Check out this subreddit for a decent "source of truth": reddit.com/r/localllama

resource_waste 2 years ago | |

Nah, too many fanboys thinking their CPU testing is actually using LLMs.

They will say things like "Its a GPU inside a CPU". No that is the marketers telling you about integrated GPUs.

There is a huge divide between CPU and GPU people. GPU people are doing application. CPU people are... happy that they got anything to run.

Terretta 2 years ago |

Macbook Pro with 128GB RAM runs Llama 3 70B entirely in memory and on GPU. It's remarkable to have a performant LLM that smart and that fast on a (pro)sumer laptop.

jaggs 2 years ago |

Mistral is pretty good, and delivers solid results.

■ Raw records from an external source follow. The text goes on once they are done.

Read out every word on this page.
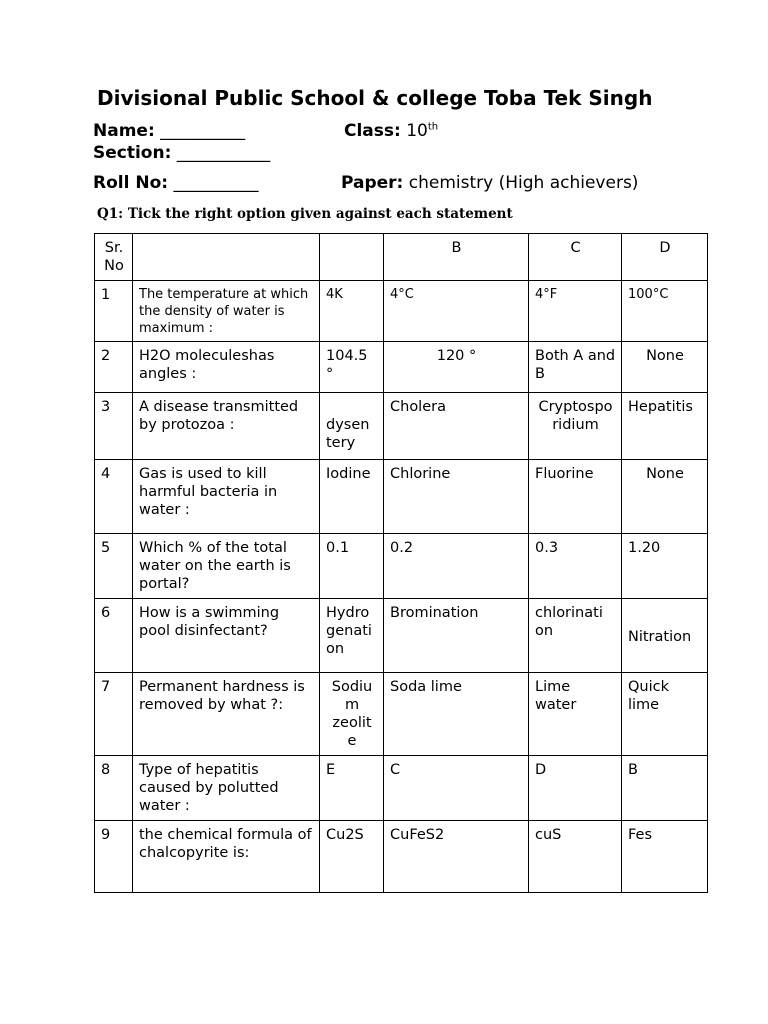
Divisional Public School & college Toba Tek Singh
Name: __________	Class: 10th
Section: ___________
Roll No: __________	Paper: chemistry (High achievers)
Q1: Tick the right option given against each statement
Sr. No			B	C	D
1	The temperature at which the density of water is maximum :	4K	4°C	4°F	100°C
2	H2O moleculeshas angles :	104.5 °	120 °	Both A and B	None
3	A disease transmitted by protozoa :	dysen tery	Cholera	Cryptospo ridium	Hepatitis
4	Gas is used to kill harmful bacteria in water :	Iodine	Chlorine	Fluorine	None
5	Which % of the total water on the earth is portal?	0.1	0.2	0.3	1.20
6	How is a swimming pool disinfectant?	Hydro genati on	Bromination	chlorinati on	Nitration
7	Permanent hardness is removed by what ?:	Sodiu m zeolit e	Soda lime	Lime water	Quick lime
8	Type of hepatitis caused by polutted water :	E	C	D	B
9	the chemical formula of chalcopyrite is:	Cu2S	CuFeS2	cuS	Fes
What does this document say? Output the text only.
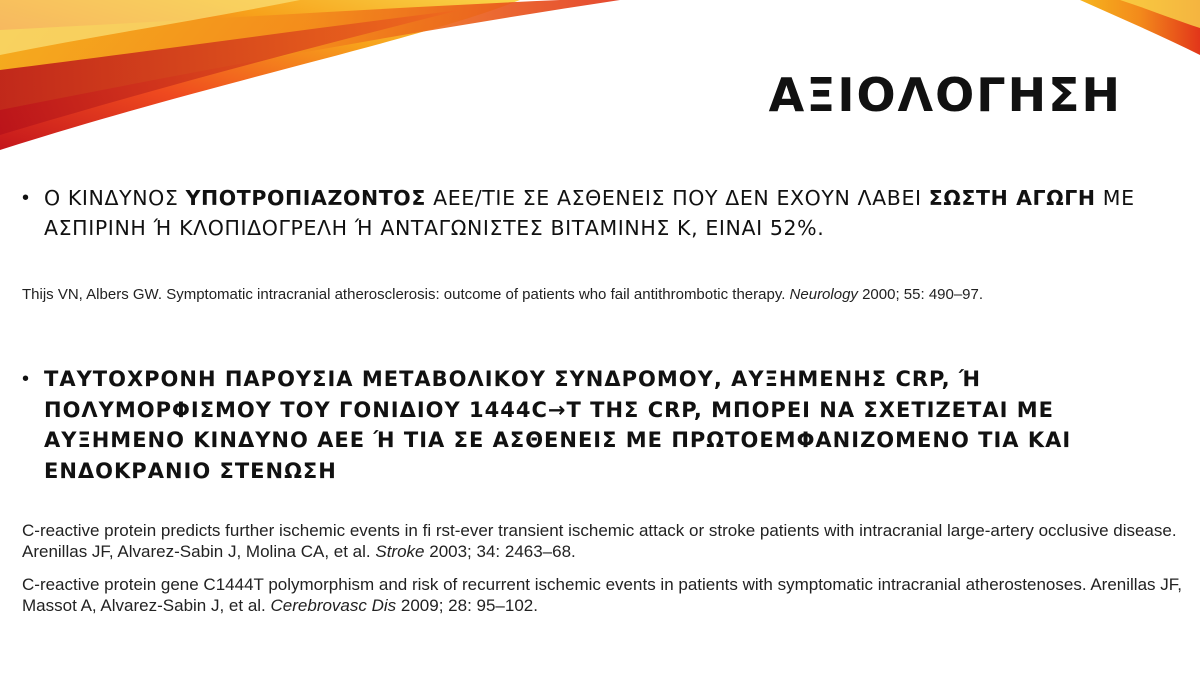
ΑΞΙΟΛΟΓΗΣΗ
• Ο ΚΙΝΔΥΝΟΣ ΥΠΟΤΡΟΠΙΑΖΟΝΤΟΣ ΑΕΕ/ΤΙΕ ΣΕ ΑΣΘΕΝΕΙΣ ΠΟΥ ΔΕΝ ΕΧΟΥΝ ΛΑΒΕΙ ΣΩΣΤΗ ΑΓΩΓΗ ΜΕ ΑΣΠΙΡΙΝΗ Ή ΚΛΟΠΙΔΟΓΡΕΛΗ Ή ΑΝΤΑΓΩΝΙΣΤΕΣ ΒΙΤΑΜΙΝΗΣ Κ, ΕΙΝΑΙ 52%.
Thijs VN, Albers GW. Symptomatic intracranial atherosclerosis: outcome of patients who fail antithrombotic therapy. Neurology 2000; 55: 490–97.
• ΤΑΥΤΟΧΡΟΝΗ ΠΑΡΟΥΣΙΑ ΜΕΤΑΒΟΛΙΚΟΥ ΣΥΝΔΡΟΜΟΥ, ΑΥΞΗΜΕΝΗΣ CRP, Ή ΠΟΛΥΜΟΡΦΙΣΜΟΥ ΤΟΥ ΓΟΝΙΔΙΟΥ 1444C→T ΤΗΣ CRP, ΜΠΟΡΕΙ ΝΑ ΣΧΕΤΙΖΕΤΑΙ ΜΕ ΑΥΞΗΜΕΝΟ ΚΙΝΔΥΝΟ ΑΕΕ Ή ΤΙΑ ΣΕ ΑΣΘΕΝΕΙΣ ΜΕ ΠΡΩΤΟΕΜΦΑΝΙΖΟΜΕΝΟ ΤΙΑ ΚΑΙ ΕΝΔΟΚΡΑΝΙΟ ΣΤΕΝΩΣΗ
C-reactive protein predicts further ischemic events in fi rst-ever transient ischemic attack or stroke patients with intracranial large-artery occlusive disease. Arenillas JF, Alvarez-Sabin J, Molina CA, et al. Stroke 2003; 34: 2463–68.
C-reactive protein gene C1444T polymorphism and risk of recurrent ischemic events in patients with symptomatic intracranial atherostenoses. Arenillas JF, Massot A, Alvarez-Sabin J, et al. Cerebrovasc Dis 2009; 28: 95–102.
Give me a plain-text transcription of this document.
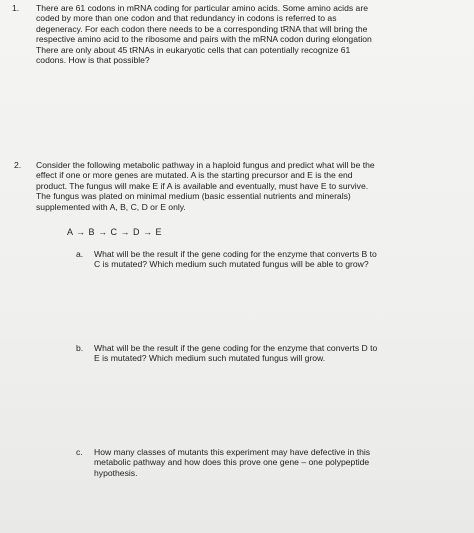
1. There are 61 codons in mRNA coding for particular amino acids. Some amino acids are
coded by more than one codon and that redundancy in codons is referred to as
degeneracy. For each codon there needs to be a corresponding tRNA that will bring the
respective amino acid to the ribosome and pairs with the mRNA codon during elongation
There are only about 45 tRNAs in eukaryotic cells that can potentially recognize 61
codons. How is that possible?
2. Consider the following metabolic pathway in a haploid fungus and predict what will be the
effect if one or more genes are mutated. A is the starting precursor and E is the end
product. The fungus will make E if A is available and eventually, must have E to survive.
The fungus was plated on minimal medium (basic essential nutrients and minerals)
supplemented with A, B, C, D or E only.
A → B → C → D → E
a. What will be the result if the gene coding for the enzyme that converts B to
C is mutated? Which medium such mutated fungus will be able to grow?
b. What will be the result if the gene coding for the enzyme that converts D to
E is mutated? Which medium such mutated fungus will grow.
c. How many classes of mutants this experiment may have defective in this
metabolic pathway and how does this prove one gene – one polypeptide
hypothesis.
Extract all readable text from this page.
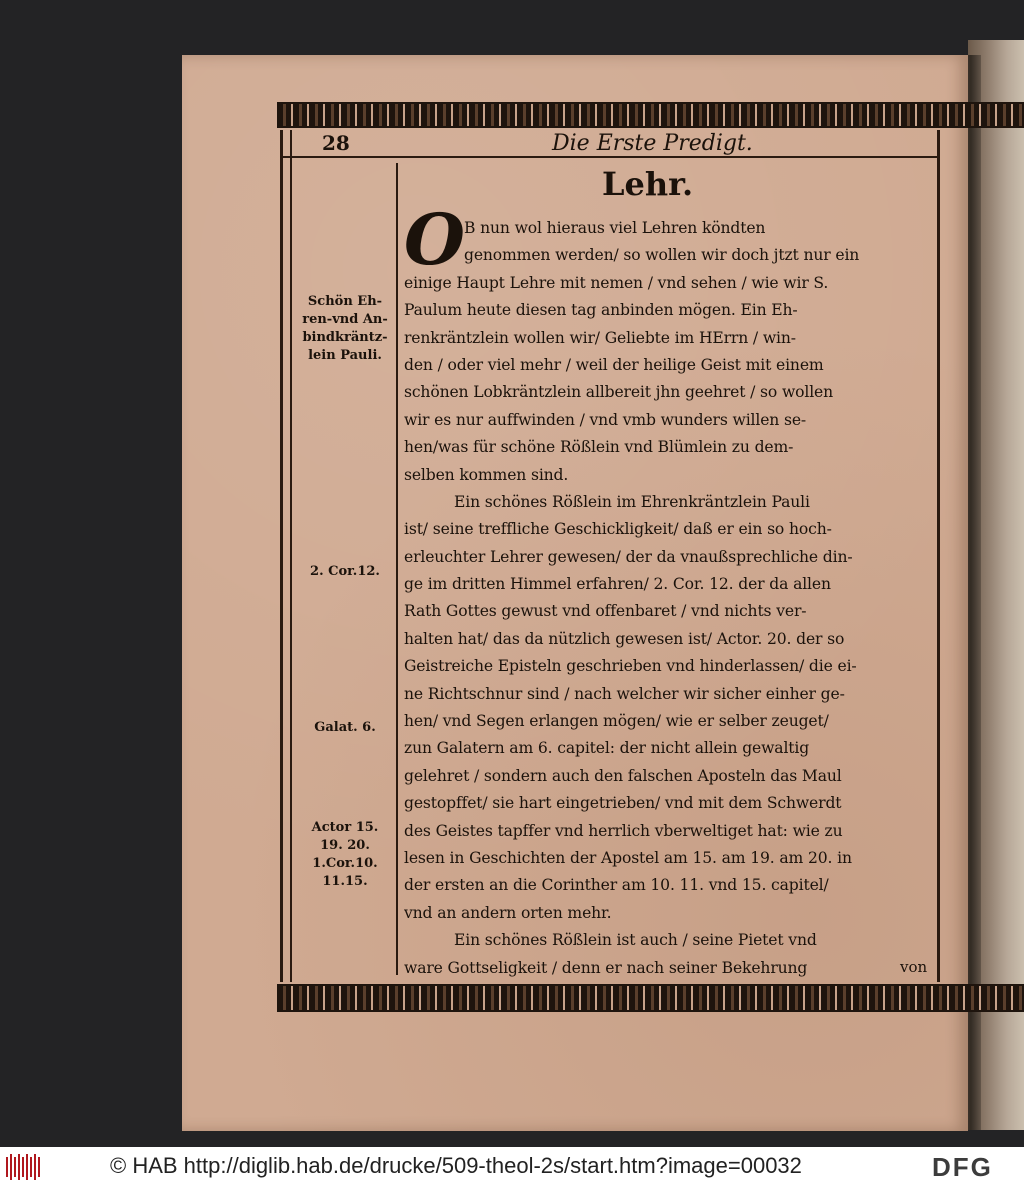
28	Die Erste Predigt.
Lehr.
Schön Eh-
ren-vnd An-
bindkräntz-
lein Pauli.
2. Cor.12.
Galat. 6.
Actor 15.
19. 20.
1.Cor.10.
11.15.
O B nun wol hieraus viel Lehren köndten
genommen werden/ so wollen wir doch jtzt nur ein
einige Haupt Lehre mit nemen / vnd sehen / wie wir S.
Paulum heute diesen tag anbinden mögen. Ein Eh-
renkräntzlein wollen wir/ Geliebte im HErrn / win-
den / oder viel mehr / weil der heilige Geist mit einem
schönen Lobkräntzlein allbereit jhn geehret / so wollen
wir es nur auffwinden / vnd vmb wunders willen se-
hen/was für schöne Rößlein vnd Blümlein zu dem-
selben kommen sind.
Ein schönes Rößlein im Ehrenkräntzlein Pauli
ist/ seine treffliche Geschickligkeit/ daß er ein so hoch-
erleuchter Lehrer gewesen/ der da vnaußsprechliche din-
ge im dritten Himmel erfahren/ 2. Cor. 12. der da allen
Rath Gottes gewust vnd offenbaret / vnd nichts ver-
halten hat/ das da nützlich gewesen ist/ Actor. 20. der so
Geistreiche Episteln geschrieben vnd hinderlassen/ die ei-
ne Richtschnur sind / nach welcher wir sicher einher ge-
hen/ vnd Segen erlangen mögen/ wie er selber zeuget/
zun Galatern am 6. capitel: der nicht allein gewaltig
gelehret / sondern auch den falschen Aposteln das Maul
gestopffet/ sie hart eingetrieben/ vnd mit dem Schwerdt
des Geistes tapffer vnd herrlich vberweltiget hat: wie zu
lesen in Geschichten der Apostel am 15. am 19. am 20. in
der ersten an die Corinther am 10. 11. vnd 15. capitel/
vnd an andern orten mehr.
Ein schönes Rößlein ist auch / seine Pietet vnd
ware Gottseligkeit / denn er nach seiner Bekehrung	von
© HAB http://diglib.hab.de/drucke/509-theol-2s/start.htm?image=00032	DFG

FezzikTheGiant 2 years ago | |

Interesting - is it viable do you think to package a llm like that with an existing game and run it locally - I assume it will be intensive to run but wouldn't that eliminate inference costs?

Werewolf255 2 years ago | | |

It would be intensive but it's very doable. You could use koboldcpp or something like that with an exposed endpoint just on the local machine and use that. You'll likely run into issues with GPU vendors and ensuring that you've got the right software versions running, but with some checking, it should be viable. Maybe include a fallback in case the system can't produce results in a timely manner.

jaggs 2 years ago | | |

Why would you get costs with a local model?